CNIL : non à l'usage "abusif" des fichiers de police

le 20 avril 2005 à 18h16 , mis à jour le 20 avril 2005 à 22h08

La Commission nationale de l'informatique et des libertés dénonce dans son rapport annuel les "dérives" de l'utilisation de ces fichiers, notamment pour l'embauche de personnels de sécurité.

cnil © INTERNE

"Il y a encore des gens de ce pays qui sont dans ce fichier alors qu'ils n'ont pas à y être". Le président de la Cnil (Commission nationale de l'informatique et des libertés), Alex Türk, n'a pas mâché ses mots, mercredi, lors de la présentation du rapport d'activité 2004.

La commission dénonce les "dérives" de l'utilisation de fichiers de police, notamment du système de traitement des infractions constatées (Stic) pour l'embauche de personnels de sécurité. "Les enquêtes administratives réalisées pour l'accès à certaines catégories d'emplois publics ou privés relevant notamment du domaine de la sécurité ou de la défense donnent lieu à consultation de fichiers nationaux de police judiciaire, Stic et Judex", explique la Cnil. Or, "les investigations de la commission dans les fichiers Stic l'ont conduite à procéder dans 26% des cas (67 saisines sur 254) à des mises à jour ou à la suppression de signalements erronés ou dont le délai de conservation était expiré".

Géré par la police nationale, le Stic recense les victimes et les mis en cause dès qu'une procédure est ouverte. Le Judex est son pendant pour la gendarmerie nationale.

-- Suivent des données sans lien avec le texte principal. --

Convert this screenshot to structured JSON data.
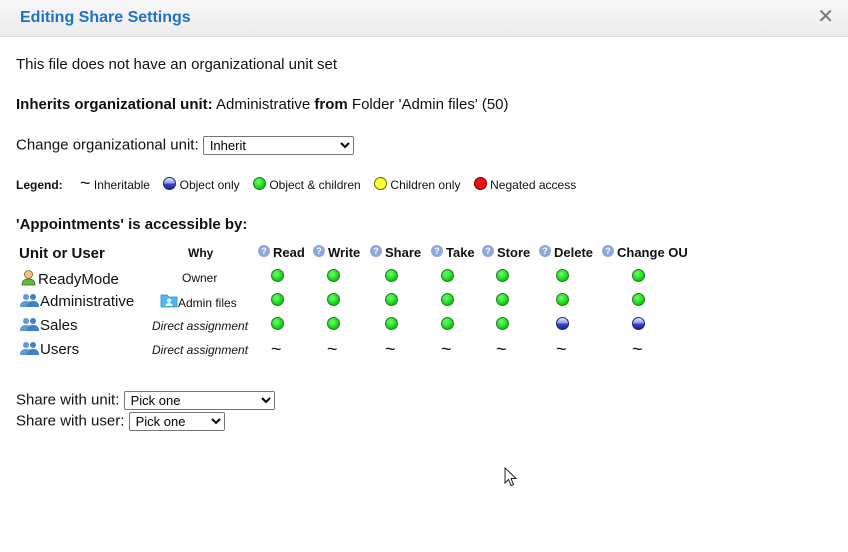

Selon, la commission un "épurement automatique des données" fin 2004 par le ministère de l'Intérieur a abouti à la suppression du Stic de 1.241.742 personnes mises en cause sur la base d'informations fausses ou obsolètes.

"Le signalement tombe comme un couperet"

Ces erreurs "n'ont pas de graves conséquences quand le fichier est utilisé conformément à sa vocation initiale, l'enquête policière, car celle-ci amènera nécessairement à vérifier tous les faits". Mais dans le cas de la consultation du fichier dans le cadre d'enquêtes administratives pour obtenir un emploi dans le domaine de la sécurité, "le signalement tombe comme un couperet" et ne donne pas lieu à vérification, explique la commission qui cite un agent d'exploitation aux aéroports de Paris fiché comme "auteur de violences avec arme par destination" alors que l'incident était intervenu dans le cadre de ses fonctions ou encore un agent de sécurité RATP qui se voit refuser le port d'arme pour avoir été interpellé en possession de cadres de fenêtres qu'il avait trouvés dans la rue.

Pour remédier à ces dysfonctionnements, la Cnil souhaite une "mise à jour rigoureuse et systématique" du fichier. La Cnil regrette que la "transmission des décisions de relaxe, d'acquittement, de non-lieu ou de classement sans suite (...) ne soit pas pleinement effective".